After doing a little investigation we discovered it was a old form that he deployed and activated to a Site Collection through InfoPath Forms Services but then decided to remove it from InfoPath Forms Services before deactivating it from the Site Collection. I was pretty amazed that he was able to successfully remove the form before deactivating all instances. When I looked for the deployment files in the Features folder they weren't there so it appears it was removed successfully. To resolve the problem we delete the form entry from the Form Template library on the main site and deleted it from the Site Content Type gallery.
Cheers
by michaellotter
10. October 2007 09:47
Just last week an old existing SharePoint 2007 environment was re-introduced into the InfoPath development process for my current client and this morning when trying to preview a form either through InfoPath 2007 designer or InfoPath Form Services and using the InfoPath function "UserName()" the below error was given (error when viewing through InfoPath 2007).
The full error message is
InfoPath
Your user name cannot be verified because the form's security settings do not permit it.

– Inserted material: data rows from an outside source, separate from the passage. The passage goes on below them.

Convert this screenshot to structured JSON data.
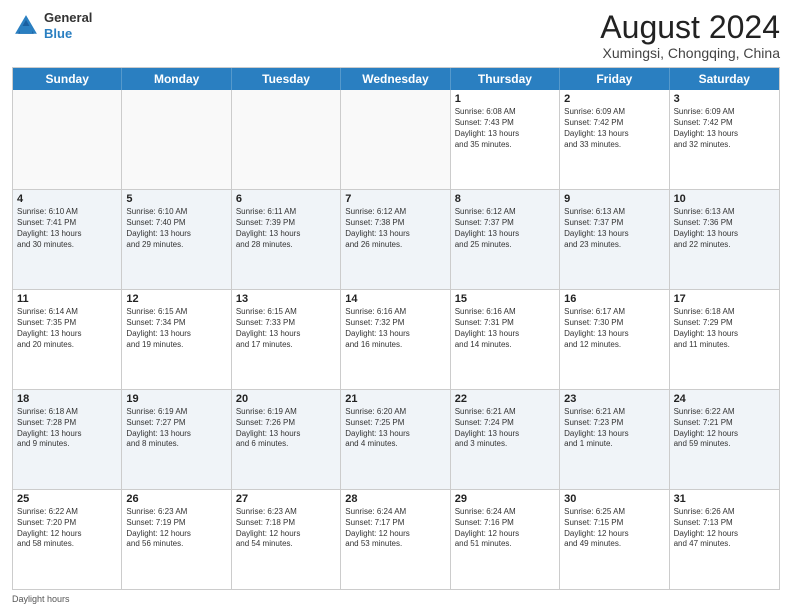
{
  "header": {
    "logo_line1": "General",
    "logo_line2": "Blue",
    "month_year": "August 2024",
    "location": "Xumingsi, Chongqing, China"
  },
  "days_of_week": [
    "Sunday",
    "Monday",
    "Tuesday",
    "Wednesday",
    "Thursday",
    "Friday",
    "Saturday"
  ],
  "footer": {
    "label": "Daylight hours"
  },
  "weeks": [
    [
      {
        "day": "",
        "info": ""
      },
      {
        "day": "",
        "info": ""
      },
      {
        "day": "",
        "info": ""
      },
      {
        "day": "",
        "info": ""
      },
      {
        "day": "1",
        "info": "Sunrise: 6:08 AM\nSunset: 7:43 PM\nDaylight: 13 hours\nand 35 minutes."
      },
      {
        "day": "2",
        "info": "Sunrise: 6:09 AM\nSunset: 7:42 PM\nDaylight: 13 hours\nand 33 minutes."
      },
      {
        "day": "3",
        "info": "Sunrise: 6:09 AM\nSunset: 7:42 PM\nDaylight: 13 hours\nand 32 minutes."
      }
    ],
    [
      {
        "day": "4",
        "info": "Sunrise: 6:10 AM\nSunset: 7:41 PM\nDaylight: 13 hours\nand 30 minutes."
      },
      {
        "day": "5",
        "info": "Sunrise: 6:10 AM\nSunset: 7:40 PM\nDaylight: 13 hours\nand 29 minutes."
      },
      {
        "day": "6",
        "info": "Sunrise: 6:11 AM\nSunset: 7:39 PM\nDaylight: 13 hours\nand 28 minutes."
      },
      {
        "day": "7",
        "info": "Sunrise: 6:12 AM\nSunset: 7:38 PM\nDaylight: 13 hours\nand 26 minutes."
      },
      {
        "day": "8",
        "info": "Sunrise: 6:12 AM\nSunset: 7:37 PM\nDaylight: 13 hours\nand 25 minutes."
      },
      {
        "day": "9",
        "info": "Sunrise: 6:13 AM\nSunset: 7:37 PM\nDaylight: 13 hours\nand 23 minutes."
      },
      {
        "day": "10",
        "info": "Sunrise: 6:13 AM\nSunset: 7:36 PM\nDaylight: 13 hours\nand 22 minutes."
      }
    ],
    [
      {
        "day": "11",
        "info": "Sunrise: 6:14 AM\nSunset: 7:35 PM\nDaylight: 13 hours\nand 20 minutes."
      },
      {
        "day": "12",
        "info": "Sunrise: 6:15 AM\nSunset: 7:34 PM\nDaylight: 13 hours\nand 19 minutes."
      },
      {
        "day": "13",
        "info": "Sunrise: 6:15 AM\nSunset: 7:33 PM\nDaylight: 13 hours\nand 17 minutes."
      },
      {
        "day": "14",
        "info": "Sunrise: 6:16 AM\nSunset: 7:32 PM\nDaylight: 13 hours\nand 16 minutes."
      },
      {
        "day": "15",
        "info": "Sunrise: 6:16 AM\nSunset: 7:31 PM\nDaylight: 13 hours\nand 14 minutes."
      },
      {
        "day": "16",
        "info": "Sunrise: 6:17 AM\nSunset: 7:30 PM\nDaylight: 13 hours\nand 12 minutes."
      },
      {
        "day": "17",
        "info": "Sunrise: 6:18 AM\nSunset: 7:29 PM\nDaylight: 13 hours\nand 11 minutes."
      }
    ],
    [
      {
        "day": "18",
        "info": "Sunrise: 6:18 AM\nSunset: 7:28 PM\nDaylight: 13 hours\nand 9 minutes."
      },
      {
        "day": "19",
        "info": "Sunrise: 6:19 AM\nSunset: 7:27 PM\nDaylight: 13 hours\nand 8 minutes."
      },
      {
        "day": "20",
        "info": "Sunrise: 6:19 AM\nSunset: 7:26 PM\nDaylight: 13 hours\nand 6 minutes."
      },
      {
        "day": "21",
        "info": "Sunrise: 6:20 AM\nSunset: 7:25 PM\nDaylight: 13 hours\nand 4 minutes."
      },
      {
        "day": "22",
        "info": "Sunrise: 6:21 AM\nSunset: 7:24 PM\nDaylight: 13 hours\nand 3 minutes."
      },
      {
        "day": "23",
        "info": "Sunrise: 6:21 AM\nSunset: 7:23 PM\nDaylight: 13 hours\nand 1 minute."
      },
      {
        "day": "24",
        "info": "Sunrise: 6:22 AM\nSunset: 7:21 PM\nDaylight: 12 hours\nand 59 minutes."
      }
    ],
    [
      {
        "day": "25",
        "info": "Sunrise: 6:22 AM\nSunset: 7:20 PM\nDaylight: 12 hours\nand 58 minutes."
      },
      {
        "day": "26",
        "info": "Sunrise: 6:23 AM\nSunset: 7:19 PM\nDaylight: 12 hours\nand 56 minutes."
      },
      {
        "day": "27",
        "info": "Sunrise: 6:23 AM\nSunset: 7:18 PM\nDaylight: 12 hours\nand 54 minutes."
      },
      {
        "day": "28",
        "info": "Sunrise: 6:24 AM\nSunset: 7:17 PM\nDaylight: 12 hours\nand 53 minutes."
      },
      {
        "day": "29",
        "info": "Sunrise: 6:24 AM\nSunset: 7:16 PM\nDaylight: 12 hours\nand 51 minutes."
      },
      {
        "day": "30",
        "info": "Sunrise: 6:25 AM\nSunset: 7:15 PM\nDaylight: 12 hours\nand 49 minutes."
      },
      {
        "day": "31",
        "info": "Sunrise: 6:26 AM\nSunset: 7:13 PM\nDaylight: 12 hours\nand 47 minutes."
      }
    ]
  ]
}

Error occurred during a call to property or method 'get-UserName'.
The problem started to happen when the "Domain" textbox on the "Preview" screen and "Enter the URL of a server that is running InfoPath Forms Services and can be used to verify compatibility" textbox on the "Compatibility" screen from the "Form Options" menu was set to point to the development SharePoint server. Below are visuals of the options that I'm talking about.
The error sort of took me back at first because there weren't any problems with any of the previous forms. Since this was a new form I was thinking that there was a setting that was not correct but that wasn't the case. While troubleshooting the issue I changed the form security to "Full Trust" from "Domain" and everything was working but I knew that wasn't the solution but it got me thinking in a different direction. It got me thinking that it wasn't an InfoPath problem after all. To further that theory I changed "Preview" and "Compatibility" values to point to production and when I previewed the form everything worked with no errors. This confirmed my theory in my mind that it wasn't an InfoPath problem and I started to think what else is tied into InfoPath.
So naturally I thought it could be an IE issue because we all know that IE is an integral part of InfoPath. The first thing that I did was open each SharePoint site that I was using in IE and looked at the security zone for each site. To my surprise there was a difference between them. The production site had "Local Intranet" and the development site had "Internet". You can easily tell this by looking at the bottom right corner of the IE 7 browser. After noticing this I added the development site to the "Local Intranet" zone and then tested my InfoPath form out again and there were no errors this time.
This error was a first for me since I started blogging everything on my experiences with InfoPath, InfoPath Forms Services and SharePoint for my current project. I started to really think if I ran into this problem before and I'm thinking that it might have happened with InfoPath 2003 when building custom forms for a client or on an ASP.NET project but not a 100 percent sure. I'm just really glad it wasn't a hard error to figure out.